Luis Pérez Oramas.- Vamos a suponer que han vuelto, que están de nuevo en las cercanías de Macuto. Ella, de impecable blanco, con su cartera de rayas a la moda.
Vienen de la gran ciudad: el automóvil de época –quiero imaginar un imponente Oldsmovil negro, modelo 1950– así lo indica en su fragmentaria presencia al borde de la imagen.
Ella mira hacia Naiguatá.
De nuevo, ella no nos mira.
No hay, por lo tanto, retrato.
Hay imagen, no en balde.
Porque las imágenes no hablan, porque son mudas como los animales que no hablan, nosotros sentimos la irrefrenable necesidad de hacerlas hablar. De proyectarles nuestras palabras. De imponerles lo que queremos que nos digan.
En Macuto, aún, estaba Reverón. No pintaba ya playones.

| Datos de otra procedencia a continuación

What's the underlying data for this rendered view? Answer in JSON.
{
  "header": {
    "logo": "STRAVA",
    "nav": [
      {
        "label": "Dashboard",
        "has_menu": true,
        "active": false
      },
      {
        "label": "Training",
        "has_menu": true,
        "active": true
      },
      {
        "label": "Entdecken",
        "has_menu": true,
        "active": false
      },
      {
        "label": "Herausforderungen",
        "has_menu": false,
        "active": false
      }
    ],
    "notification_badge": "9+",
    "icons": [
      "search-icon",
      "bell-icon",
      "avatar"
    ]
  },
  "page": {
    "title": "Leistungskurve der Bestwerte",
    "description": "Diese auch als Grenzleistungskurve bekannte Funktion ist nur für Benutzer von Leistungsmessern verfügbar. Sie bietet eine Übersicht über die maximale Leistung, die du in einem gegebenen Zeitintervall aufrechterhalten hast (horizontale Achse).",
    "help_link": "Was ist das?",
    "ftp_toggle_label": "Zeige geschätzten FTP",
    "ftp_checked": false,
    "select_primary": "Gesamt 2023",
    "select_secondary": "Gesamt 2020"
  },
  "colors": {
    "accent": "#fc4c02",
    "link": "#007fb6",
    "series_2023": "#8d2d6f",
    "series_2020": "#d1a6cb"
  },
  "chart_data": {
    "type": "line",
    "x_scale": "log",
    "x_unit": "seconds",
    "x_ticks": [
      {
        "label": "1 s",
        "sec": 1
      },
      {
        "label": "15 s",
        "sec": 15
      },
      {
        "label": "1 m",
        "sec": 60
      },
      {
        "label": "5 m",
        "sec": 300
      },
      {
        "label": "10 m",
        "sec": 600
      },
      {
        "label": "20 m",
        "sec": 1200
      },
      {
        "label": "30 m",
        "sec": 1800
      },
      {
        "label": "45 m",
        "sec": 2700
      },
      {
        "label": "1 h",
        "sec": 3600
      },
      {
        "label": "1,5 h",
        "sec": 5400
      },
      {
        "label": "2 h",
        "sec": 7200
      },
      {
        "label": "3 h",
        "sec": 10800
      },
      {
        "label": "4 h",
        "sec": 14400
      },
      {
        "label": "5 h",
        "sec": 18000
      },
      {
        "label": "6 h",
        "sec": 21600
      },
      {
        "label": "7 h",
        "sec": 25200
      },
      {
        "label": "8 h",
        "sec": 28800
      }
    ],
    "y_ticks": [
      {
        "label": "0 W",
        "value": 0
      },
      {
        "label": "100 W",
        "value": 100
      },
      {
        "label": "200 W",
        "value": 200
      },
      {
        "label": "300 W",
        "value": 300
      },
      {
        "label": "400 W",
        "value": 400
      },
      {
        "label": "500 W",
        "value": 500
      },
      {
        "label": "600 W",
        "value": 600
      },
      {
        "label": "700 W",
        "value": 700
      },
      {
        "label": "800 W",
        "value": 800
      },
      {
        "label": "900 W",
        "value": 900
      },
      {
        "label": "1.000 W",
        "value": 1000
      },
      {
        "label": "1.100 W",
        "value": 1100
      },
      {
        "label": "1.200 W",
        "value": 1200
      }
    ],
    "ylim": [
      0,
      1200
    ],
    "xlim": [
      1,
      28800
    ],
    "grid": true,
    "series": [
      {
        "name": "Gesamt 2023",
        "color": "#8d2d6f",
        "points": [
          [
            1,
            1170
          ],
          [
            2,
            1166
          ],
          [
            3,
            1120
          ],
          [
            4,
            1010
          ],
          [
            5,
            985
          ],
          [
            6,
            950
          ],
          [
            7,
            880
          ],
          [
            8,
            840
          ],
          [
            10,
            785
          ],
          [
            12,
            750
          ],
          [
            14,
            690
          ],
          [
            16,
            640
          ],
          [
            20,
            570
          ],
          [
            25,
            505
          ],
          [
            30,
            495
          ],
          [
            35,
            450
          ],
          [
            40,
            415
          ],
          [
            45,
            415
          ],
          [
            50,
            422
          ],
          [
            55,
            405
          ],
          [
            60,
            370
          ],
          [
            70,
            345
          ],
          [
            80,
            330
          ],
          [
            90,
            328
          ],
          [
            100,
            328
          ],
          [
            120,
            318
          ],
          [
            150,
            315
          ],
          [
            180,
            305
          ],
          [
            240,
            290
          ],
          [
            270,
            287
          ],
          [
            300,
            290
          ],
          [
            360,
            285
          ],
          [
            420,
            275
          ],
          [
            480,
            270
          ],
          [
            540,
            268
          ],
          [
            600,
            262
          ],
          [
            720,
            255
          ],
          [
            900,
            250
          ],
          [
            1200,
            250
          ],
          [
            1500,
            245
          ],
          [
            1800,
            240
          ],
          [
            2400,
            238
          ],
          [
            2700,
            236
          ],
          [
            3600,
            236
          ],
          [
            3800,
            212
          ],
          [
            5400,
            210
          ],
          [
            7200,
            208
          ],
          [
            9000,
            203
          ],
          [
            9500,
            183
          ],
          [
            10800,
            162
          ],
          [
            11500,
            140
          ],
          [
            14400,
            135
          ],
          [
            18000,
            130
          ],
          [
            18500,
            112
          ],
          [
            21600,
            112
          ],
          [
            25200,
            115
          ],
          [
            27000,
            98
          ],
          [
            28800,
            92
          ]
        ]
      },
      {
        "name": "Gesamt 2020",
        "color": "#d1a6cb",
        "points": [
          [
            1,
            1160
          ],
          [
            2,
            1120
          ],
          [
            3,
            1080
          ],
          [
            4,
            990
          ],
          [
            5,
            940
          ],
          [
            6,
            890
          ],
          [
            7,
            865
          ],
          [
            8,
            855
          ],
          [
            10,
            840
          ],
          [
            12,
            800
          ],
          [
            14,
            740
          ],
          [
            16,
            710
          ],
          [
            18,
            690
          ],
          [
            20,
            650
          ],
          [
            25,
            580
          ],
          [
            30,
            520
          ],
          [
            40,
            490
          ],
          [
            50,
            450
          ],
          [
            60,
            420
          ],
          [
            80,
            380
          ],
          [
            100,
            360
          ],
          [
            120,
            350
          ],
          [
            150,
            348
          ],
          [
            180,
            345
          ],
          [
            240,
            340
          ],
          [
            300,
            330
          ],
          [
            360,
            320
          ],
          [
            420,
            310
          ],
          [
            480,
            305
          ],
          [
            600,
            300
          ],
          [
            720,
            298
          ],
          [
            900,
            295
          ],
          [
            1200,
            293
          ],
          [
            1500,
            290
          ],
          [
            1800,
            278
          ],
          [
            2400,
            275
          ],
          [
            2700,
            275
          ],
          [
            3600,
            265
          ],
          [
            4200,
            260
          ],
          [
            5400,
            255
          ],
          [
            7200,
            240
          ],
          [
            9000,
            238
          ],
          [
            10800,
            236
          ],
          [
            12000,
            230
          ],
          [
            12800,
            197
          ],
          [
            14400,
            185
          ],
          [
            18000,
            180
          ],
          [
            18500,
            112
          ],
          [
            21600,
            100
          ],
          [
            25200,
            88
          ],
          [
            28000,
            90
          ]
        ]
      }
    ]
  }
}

Se pintaba a sí mismo y a sus majas, a sus bailarinas, a sus muñecas. Pero en todos y cada uno de aquellos playones que había pintado, en cada uno de aquellos paisajes donde la montaña agoniza como una nube quemada en la planicie sepia del mar en sus telas, a través de uveros, detrás de las grandes piedras húmedas, donde el mar revienta, estaba Reverón mirando: hacia Naiguatá.